A Vocabulary of Remorse

By Dantzel Cherry

Dear Liam, I love you. I’m sorry.


“Well, Mrs. Rojas, the good news is that it’s contagious. I can safely state that pneumonia has never had such a positive outcome before.”

Dr. Robyn’s smile crinkled at the corners, as sharp and as numerous as the creases in the medical consent form that Lorelei had folded into an elephant, like the ones she’d been studying in Brahmagiri just before she took ill four days ago.

“Are… you sure?” she said. It was still astonishing to hear her own vocal chords. They weren’t soft and mellifluous like the rain dripping from the cherry blossom petals after the storm. They weren’t sharp, silvery and musical like the flute her son Casper played every afternoon at two-thirty. They weren’t a mellow alto like her sister’s. Her voice was croaked and cracked, an overeager frog at the far end of a drought-stricken remnant of a pond.

And yet it was a voice.

Dr. Robyn bobbed his head up and down. “And you said you have-” he checked his charts. “-Two children with the same condition?”

“Yes. My boys, Capser-” she tried again. “Casper. Liam.”

“And they have not seen you since you came home from your trip?”

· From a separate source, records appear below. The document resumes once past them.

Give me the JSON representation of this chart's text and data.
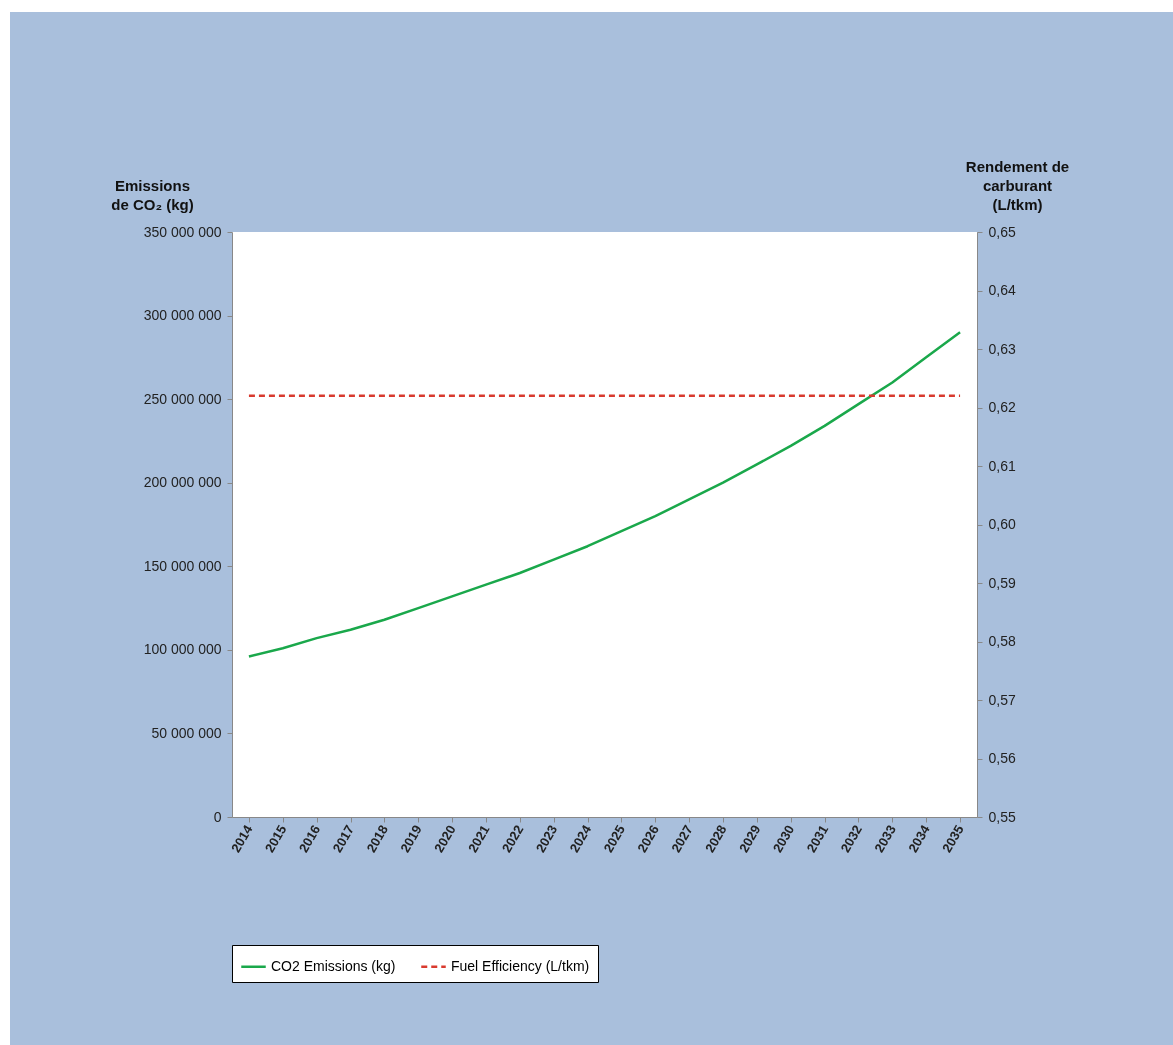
{
  "chart_data": {
    "type": "line",
    "ylabel": "Emissions de CO₂ (kg)",
    "y2label": "Rendement de carburant (L/tkm)",
    "categories": [
      "2014",
      "2015",
      "2016",
      "2017",
      "2018",
      "2019",
      "2020",
      "2021",
      "2022",
      "2023",
      "2024",
      "2025",
      "2026",
      "2027",
      "2028",
      "2029",
      "2030",
      "2031",
      "2032",
      "2033",
      "2034",
      "2035"
    ],
    "series": [
      {
        "name": "CO2 Emissions (kg)",
        "color": "#1aa84b",
        "line_style": "solid",
        "values": [
          96000000,
          101000000,
          107000000,
          112000000,
          118000000,
          125000000,
          132000000,
          139000000,
          146000000,
          154000000,
          162000000,
          171000000,
          180000000,
          190000000,
          200000000,
          211000000,
          222000000,
          234000000,
          247000000,
          260000000,
          275000000,
          290000000
        ]
      },
      {
        "name": "Fuel Efficiency (L/tkm)",
        "color": "#d93a2e",
        "line_style": "dashed",
        "axis": "y2",
        "values": [
          0.622,
          0.622,
          0.622,
          0.622,
          0.622,
          0.622,
          0.622,
          0.622,
          0.622,
          0.622,
          0.622,
          0.622,
          0.622,
          0.622,
          0.622,
          0.622,
          0.622,
          0.622,
          0.622,
          0.622,
          0.622,
          0.622
        ]
      }
    ],
    "ylim": [
      0,
      350000000
    ],
    "yticks": [
      {
        "value": 0,
        "label": "0"
      },
      {
        "value": 50000000,
        "label": "50 000 000"
      },
      {
        "value": 100000000,
        "label": "100 000 000"
      },
      {
        "value": 150000000,
        "label": "150 000 000"
      },
      {
        "value": 200000000,
        "label": "200 000 000"
      },
      {
        "value": 250000000,
        "label": "250 000 000"
      },
      {
        "value": 300000000,
        "label": "300 000 000"
      },
      {
        "value": 350000000,
        "label": "350 000 000"
      }
    ],
    "y2lim": [
      0.55,
      0.65
    ],
    "y2ticks": [
      {
        "value": 0.55,
        "label": "0,55"
      },
      {
        "value": 0.56,
        "label": "0,56"
      },
      {
        "value": 0.57,
        "label": "0,57"
      },
      {
        "value": 0.58,
        "label": "0,58"
      },
      {
        "value": 0.59,
        "label": "0,59"
      },
      {
        "value": 0.6,
        "label": "0,60"
      },
      {
        "value": 0.61,
        "label": "0,61"
      },
      {
        "value": 0.62,
        "label": "0,62"
      },
      {
        "value": 0.63,
        "label": "0,63"
      },
      {
        "value": 0.64,
        "label": "0,64"
      },
      {
        "value": 0.65,
        "label": "0,65"
      }
    ],
    "legend": "bottom",
    "grid": false
  }
}
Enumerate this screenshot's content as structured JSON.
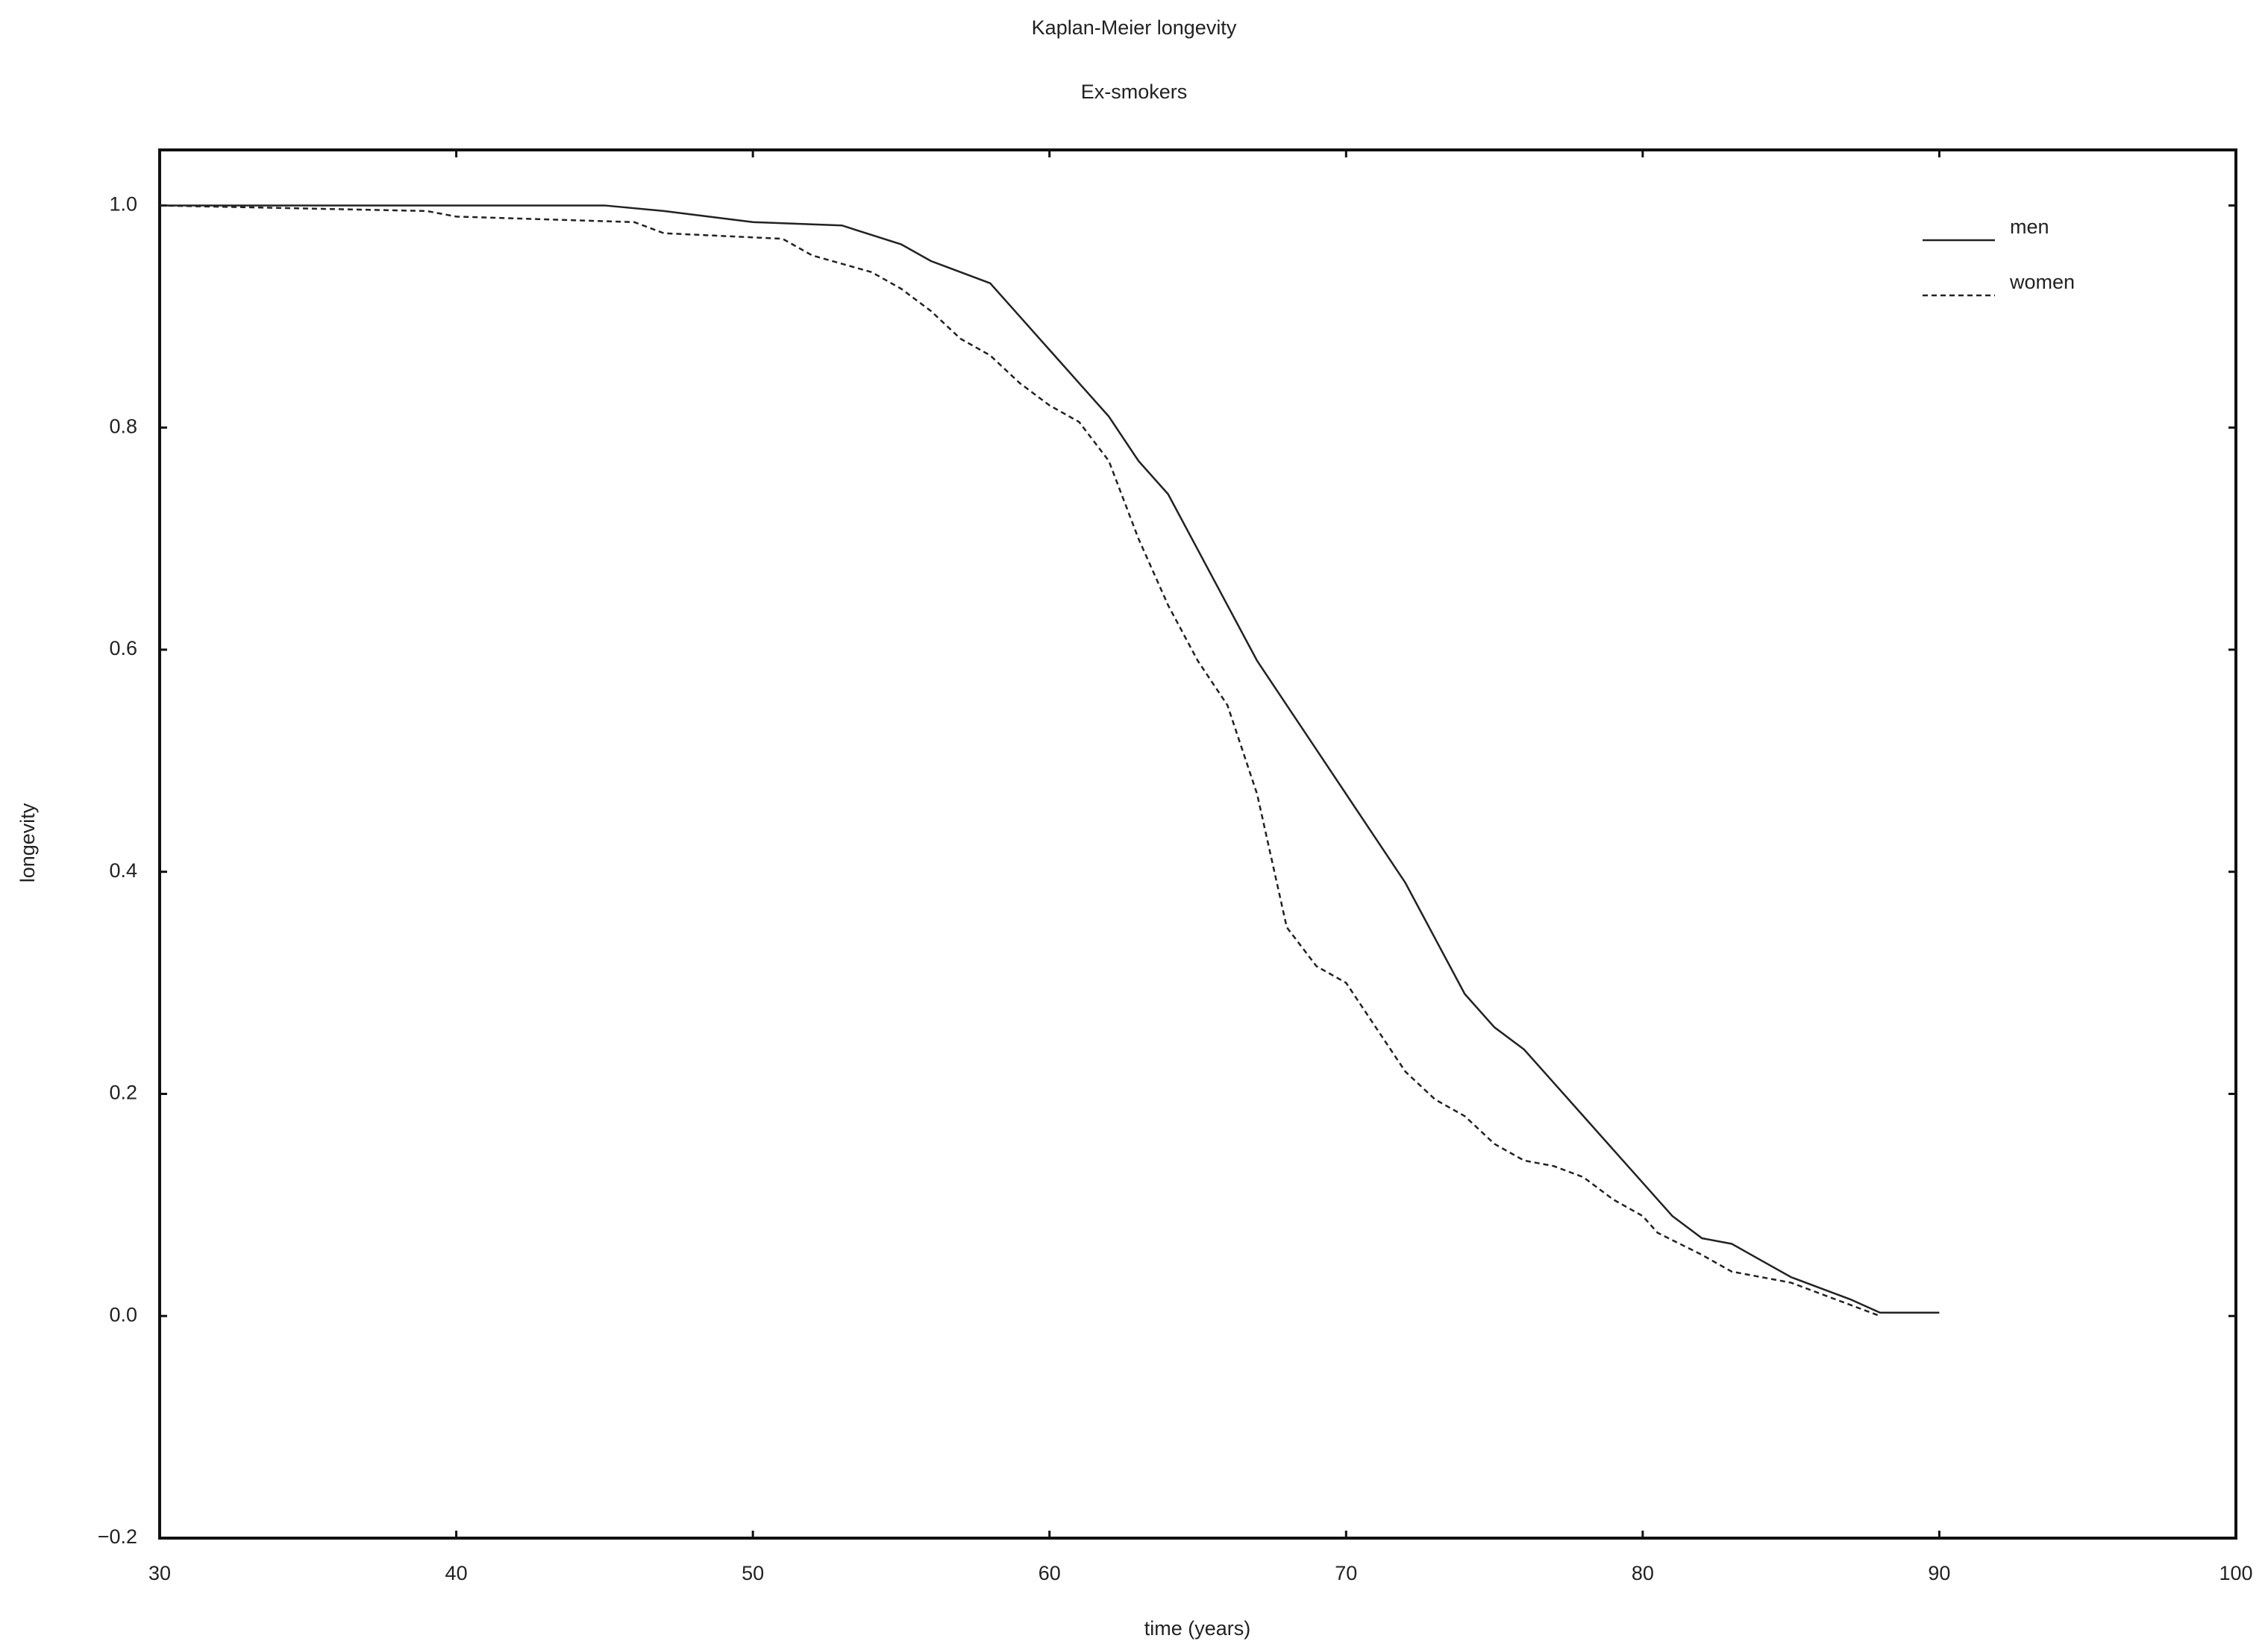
{
  "chart_data": {
    "type": "line",
    "title": "Kaplan-Meier longevity",
    "subtitle": "Ex-smokers",
    "x_label": "time (years)",
    "y_label": "longevity",
    "xlim": [
      30,
      100
    ],
    "xticks": [
      30,
      40,
      50,
      60,
      70,
      80,
      90,
      100
    ],
    "ylim": [
      -0.2,
      1.05
    ],
    "yticks": [
      {
        "value": -0.2,
        "label": "−0.2"
      },
      {
        "value": 0,
        "label": "0.0"
      },
      0.2,
      0.4,
      0.6,
      0.8,
      {
        "value": 1,
        "label": "1.0"
      }
    ],
    "legend_position": "upper right",
    "series": [
      {
        "name": "men",
        "color": "#222222",
        "dash": "solid",
        "x": [
          30,
          45,
          47,
          50,
          53,
          55,
          56,
          58,
          59,
          60,
          61,
          62,
          63,
          64,
          65,
          66,
          67,
          68,
          69,
          70,
          71,
          72,
          73,
          74,
          75,
          76,
          77,
          78,
          79,
          80,
          80.5,
          81,
          82,
          83,
          84,
          85,
          86,
          87,
          88,
          90
        ],
        "values": [
          1.0,
          1.0,
          0.995,
          0.985,
          0.982,
          0.965,
          0.95,
          0.93,
          0.9,
          0.87,
          0.84,
          0.81,
          0.77,
          0.74,
          0.69,
          0.64,
          0.59,
          0.55,
          0.51,
          0.47,
          0.43,
          0.39,
          0.34,
          0.29,
          0.26,
          0.24,
          0.21,
          0.18,
          0.15,
          0.12,
          0.105,
          0.09,
          0.07,
          0.065,
          0.05,
          0.035,
          0.025,
          0.015,
          0.003,
          0.003
        ]
      },
      {
        "name": "women",
        "color": "#222222",
        "dash": "dashed",
        "x": [
          30,
          39,
          40,
          46,
          47,
          51,
          52,
          54,
          55,
          56,
          57,
          58,
          59,
          60,
          61,
          62,
          63,
          64,
          65,
          66,
          67,
          68,
          69,
          70,
          71,
          72,
          73,
          74,
          75,
          76,
          77,
          78,
          79,
          80,
          80.5,
          82,
          83,
          84,
          85,
          86,
          87,
          88
        ],
        "values": [
          1.0,
          0.995,
          0.99,
          0.985,
          0.975,
          0.97,
          0.955,
          0.94,
          0.925,
          0.905,
          0.88,
          0.865,
          0.84,
          0.82,
          0.805,
          0.77,
          0.7,
          0.64,
          0.59,
          0.55,
          0.47,
          0.35,
          0.315,
          0.3,
          0.26,
          0.22,
          0.195,
          0.18,
          0.155,
          0.14,
          0.135,
          0.125,
          0.105,
          0.09,
          0.075,
          0.055,
          0.04,
          0.035,
          0.03,
          0.02,
          0.01,
          0.0
        ]
      }
    ]
  }
}
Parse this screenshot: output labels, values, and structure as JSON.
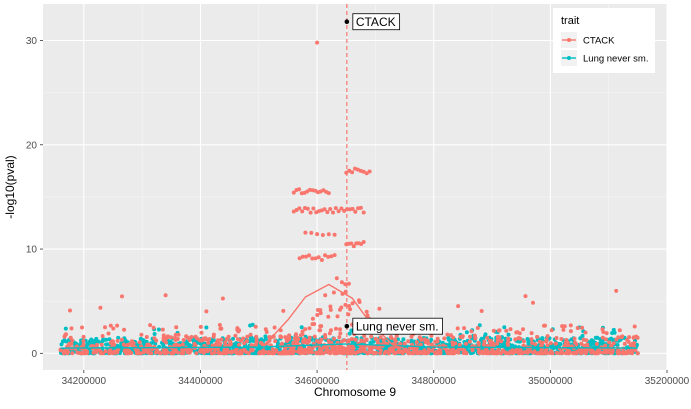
{
  "chart_data": {
    "type": "scatter",
    "xlabel": "Chromosome 9",
    "ylabel": "-log10(pval)",
    "xlim": [
      34130000,
      35200000
    ],
    "ylim": [
      -1.6,
      33.5
    ],
    "x_ticks": [
      34200000,
      34400000,
      34600000,
      34800000,
      35000000,
      35200000
    ],
    "x_tick_labels": [
      "34200000",
      "34400000",
      "34600000",
      "34800000",
      "35000000",
      "35200000"
    ],
    "y_ticks": [
      0,
      10,
      20,
      30
    ],
    "y_tick_labels": [
      "0",
      "10",
      "20",
      "30"
    ],
    "grid": true,
    "legend": {
      "title": "trait",
      "position": "top-right",
      "entries": [
        "CTACK",
        "Lung never sm."
      ]
    },
    "series": [
      {
        "name": "CTACK",
        "color": "#F8766D",
        "highlight_points": [
          [
            34600000,
            29.8
          ]
        ],
        "clusters": [
          {
            "x_range": [
              34560000,
              34620000
            ],
            "y": 15.5,
            "n": 14
          },
          {
            "x_range": [
              34650000,
              34690000
            ],
            "y": 17.5,
            "n": 9
          },
          {
            "x_range": [
              34560000,
              34680000
            ],
            "y": 13.7,
            "n": 26
          },
          {
            "x_range": [
              34570000,
              34630000
            ],
            "y": 9.2,
            "n": 12
          },
          {
            "x_range": [
              34650000,
              34680000
            ],
            "y": 10.5,
            "n": 8
          },
          {
            "x_range": [
              34580000,
              34630000
            ],
            "y": 11.5,
            "n": 6
          }
        ],
        "smooth": [
          [
            34510000,
            0.8
          ],
          [
            34550000,
            3.2
          ],
          [
            34580000,
            5.4
          ],
          [
            34620000,
            6.6
          ],
          [
            34660000,
            5.3
          ],
          [
            34690000,
            3.0
          ],
          [
            34730000,
            0.8
          ],
          [
            34760000,
            0.3
          ]
        ]
      },
      {
        "name": "Lung never sm.",
        "color": "#00BFC4",
        "smooth": [
          [
            34160000,
            0.5
          ],
          [
            34500000,
            0.6
          ],
          [
            34650000,
            0.9
          ],
          [
            34800000,
            0.6
          ],
          [
            35150000,
            0.5
          ]
        ]
      }
    ],
    "vline": {
      "x": 34651000,
      "color": "#F8766D",
      "style": "dashed"
    },
    "annotations": [
      {
        "label": "CTACK",
        "x": 34651000,
        "y": 31.8
      },
      {
        "label": "Lung never sm.",
        "x": 34651000,
        "y": 2.6
      }
    ]
  }
}
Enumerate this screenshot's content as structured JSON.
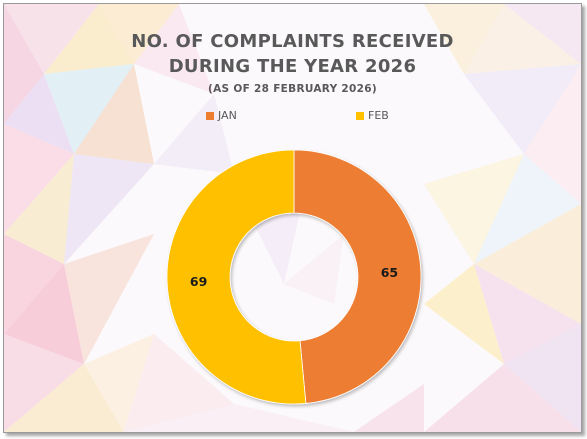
{
  "chart_data": {
    "type": "pie",
    "style": "doughnut",
    "title_lines": [
      "NO. OF COMPLAINTS RECEIVED",
      "DURING THE YEAR 2026"
    ],
    "subtitle": "(AS OF 28 FEBRUARY 2026)",
    "legend_position": "top",
    "categories": [
      "JAN",
      "FEB"
    ],
    "values": [
      65,
      69
    ],
    "colors": [
      "#ED7D31",
      "#FFC000"
    ]
  }
}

Lorelei shook her head and gestured at the hospital bed under bed. She wished her tablet was within reach. Her chest hurt and her voice was already tired.

Dr. Robyn seemed to understand and bobbed his head again.

“You’ve presented us with an intriguing possibility, you know. It’s not often a condition like yours can find a cure – especially when it’s not a trigger word like ‘cancer’ or ‘Alzheimers.’ Truthfully, most of these types of non-life threatening conditions won’t be cured except through flukes like the one you picked up. It’s harsh, but there you have it.”

Lorelei nodded, and Dr. Robyn went on.

“We could culture this strain; give it to other patients with your condition. Even your sons could receive it.”